Selon le National Post, l’arbitre a conclu que l’employeur, une compagnie qui opère les hangars de l’aéroport international Stanfield d’Halifax, avait le droit de licencier son employé, en raison du fait que ses collègues pouvaient l’entendre se masturber dans les toilettes de l’entreprise.

Les gestes posés par l’employé causaient de l’«embarras et de la détresse» sur le lieu de travail, alors que l’employé avait déjà été averti deux ans auparavant.

L’employé et son syndicat, Unifor, ont tenté de faire valoir devant l’arbitre que l’homme souffrait de dépendance sexuelle. Ils ont rajouté que l’homme n’avait pas été correctement averti par ses gérants, puisqu’ils étaient trop embarrassés pour l'avertir directement de l’objet des plaintes et auraient utilisé des euphémismes pour parler «des bruits inhabituels», comme «une lourde respiration, des mouvements erratiques et des gémissements».

L’identité de l’employé ne peut être dévoilée pour éviter qu’il ne subisse d’autres répercussions.

L’arbitre Gus Richardson devait trancher sur le fait de savoir si un acte de masturbation bruyant dans les toilettes pouvait justifier des réprimandes jusqu’au licenciement, ou si les cabines peuvent être considérées comme un espace privé.
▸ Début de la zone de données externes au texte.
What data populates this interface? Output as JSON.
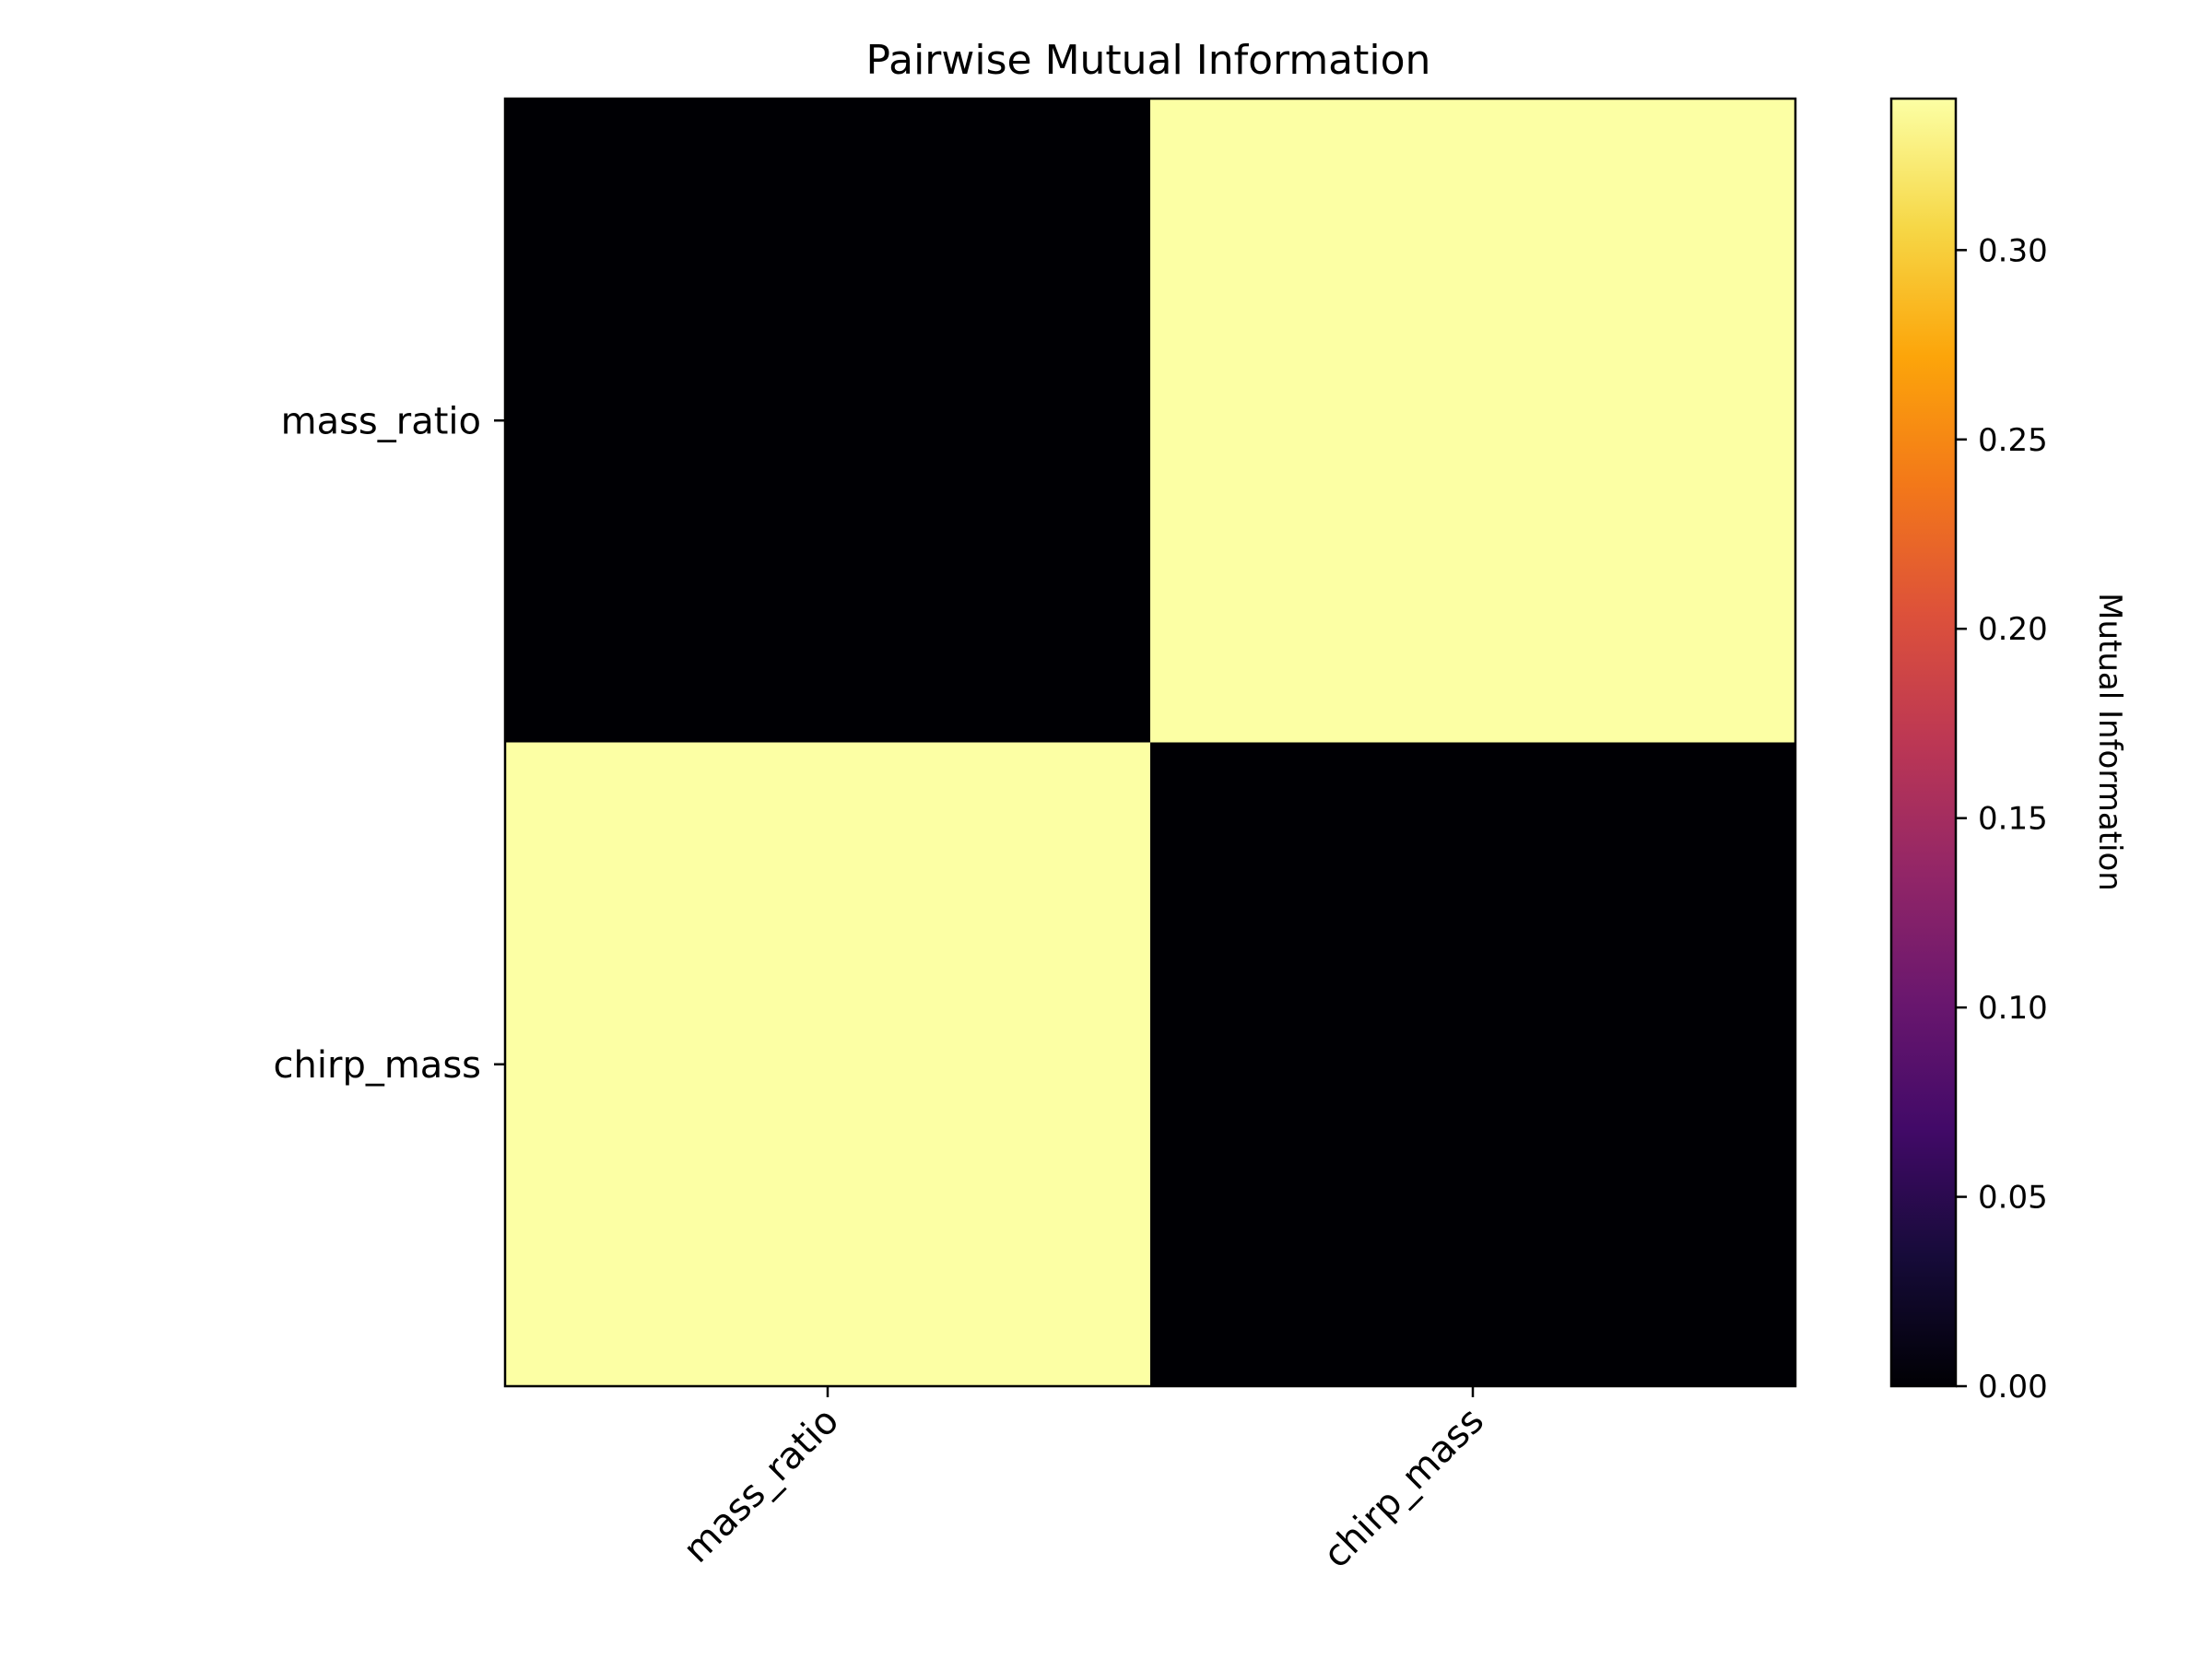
{
  "chart_data": {
    "type": "heatmap",
    "title": "Pairwise Mutual Information",
    "rows": [
      "mass_ratio",
      "chirp_mass"
    ],
    "columns": [
      "mass_ratio",
      "chirp_mass"
    ],
    "values": [
      [
        0.0,
        0.34
      ],
      [
        0.34,
        0.0
      ]
    ],
    "colorbar": {
      "label": "Mutual Information",
      "colormap": "inferno",
      "range": [
        0.0,
        0.34
      ],
      "ticks": [
        0.0,
        0.05,
        0.1,
        0.15,
        0.2,
        0.25,
        0.3
      ],
      "tick_labels": [
        "0.00",
        "0.05",
        "0.10",
        "0.15",
        "0.20",
        "0.25",
        "0.30"
      ]
    },
    "grid": false
  }
}
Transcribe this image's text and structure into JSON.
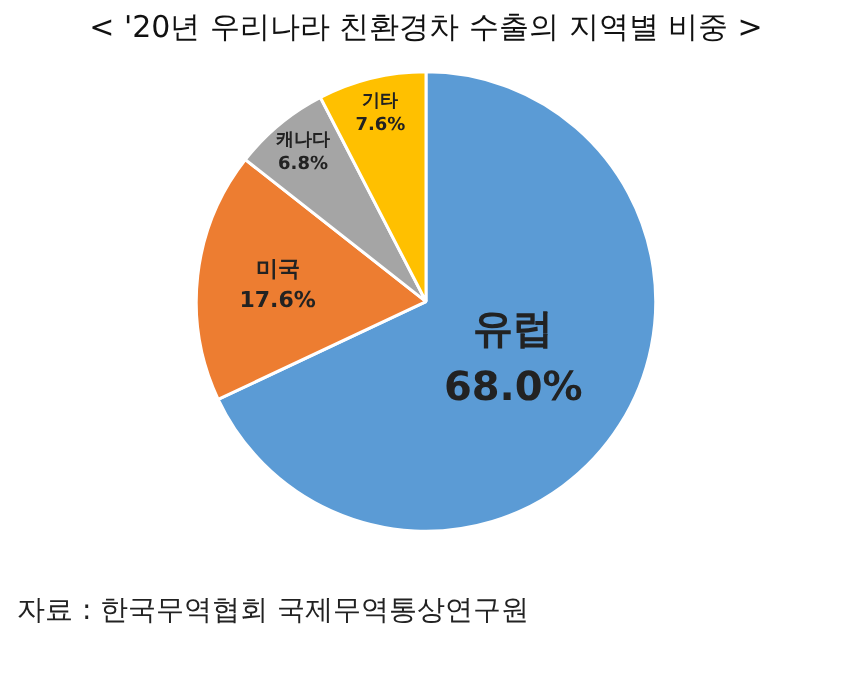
{
  "chart_data": {
    "type": "pie",
    "title": "< '20년 우리나라 친환경차 수출의 지역별 비중 >",
    "categories": [
      "유럽",
      "미국",
      "캐나다",
      "기타"
    ],
    "values": [
      68.0,
      17.6,
      6.8,
      7.6
    ],
    "colors": [
      "#5b9bd5",
      "#ed7d31",
      "#a5a5a5",
      "#ffc000"
    ],
    "value_labels": [
      "68.0%",
      "17.6%",
      "6.8%",
      "7.6%"
    ],
    "annotations": [
      "자료 : 한국무역협회 국제무역통상연구원"
    ]
  }
}
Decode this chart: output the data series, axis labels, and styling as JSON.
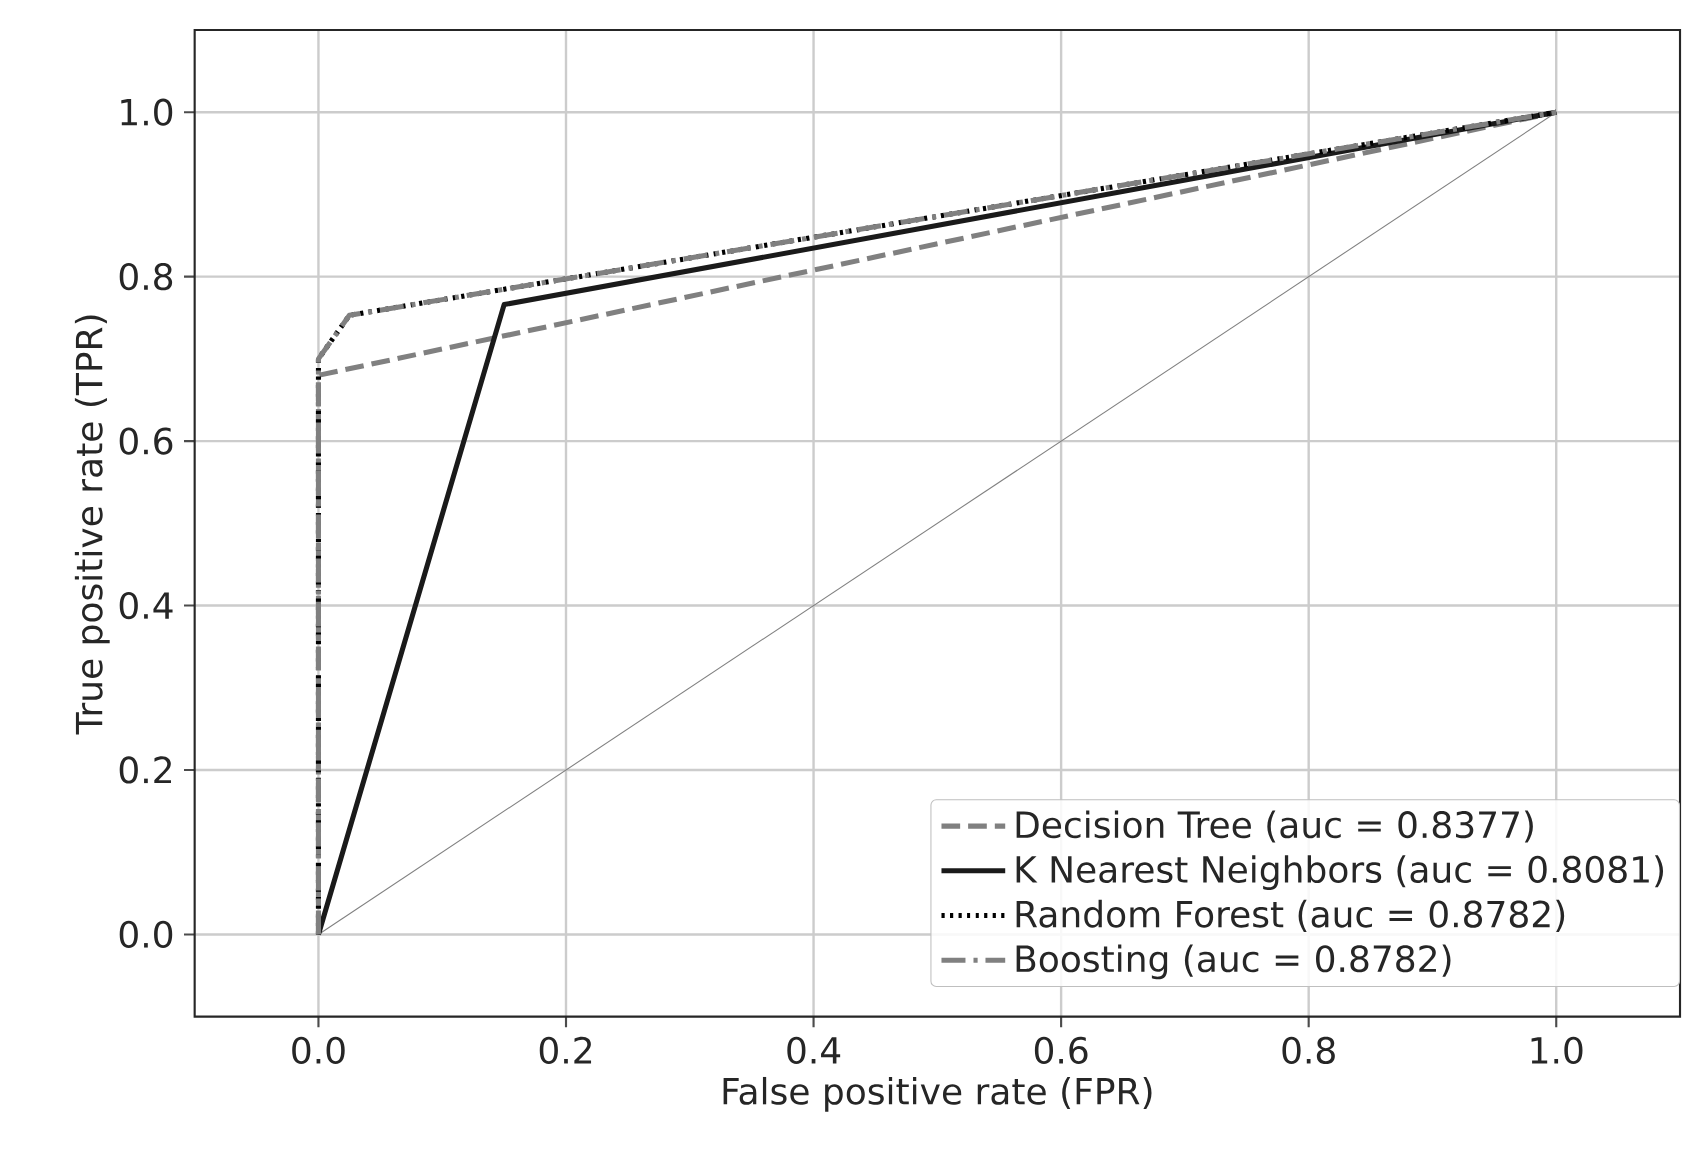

«Sur ce point, je reconnais que la masturbation n'a rien d'illégal», a-t-il écrit dans son jugement, consulté par le National Post, ajoutant que le problème est que l'employé a violé la vie privée et le décorum personnel de ses collègues et a ignoré les avertissements visant à ce qu'il cesse ses gestes.

«Au lieu de cela, il a mené une activité qu'il savait (et aurait certainement dû savoir) qui causerait de l'embarras et de la détresse à ses collègues de travail une fois qu'ils se seraient rendu compte de ce qu'il faisait à proximité immédiate d'eux», peut-on lire dans le document.

L’employé a expliqué se masturber dans l'une des quatre cabines des toilettes uniquement lorsqu’il se savait seul. Il a maintenu qu’il ne faisait jamais de bruit et qu’il mettait son téléphone en mode silencieux lorsqu’il regardait des vidéos pornographiques.

Mais l’arbitre en a jugé autrement. «Je n’accepte pas le témoignage du plaignant selon lequel il ne faisait aucun bruit en effectuant cette activité, a écrit Gus Richardson. Évidemment, si cela était vrai, personne n'aurait su ce qu’il faisait. Mais les gens le savaient. Ils n’auraient pas pu le savoir s'ils ne l'entendaient pas.»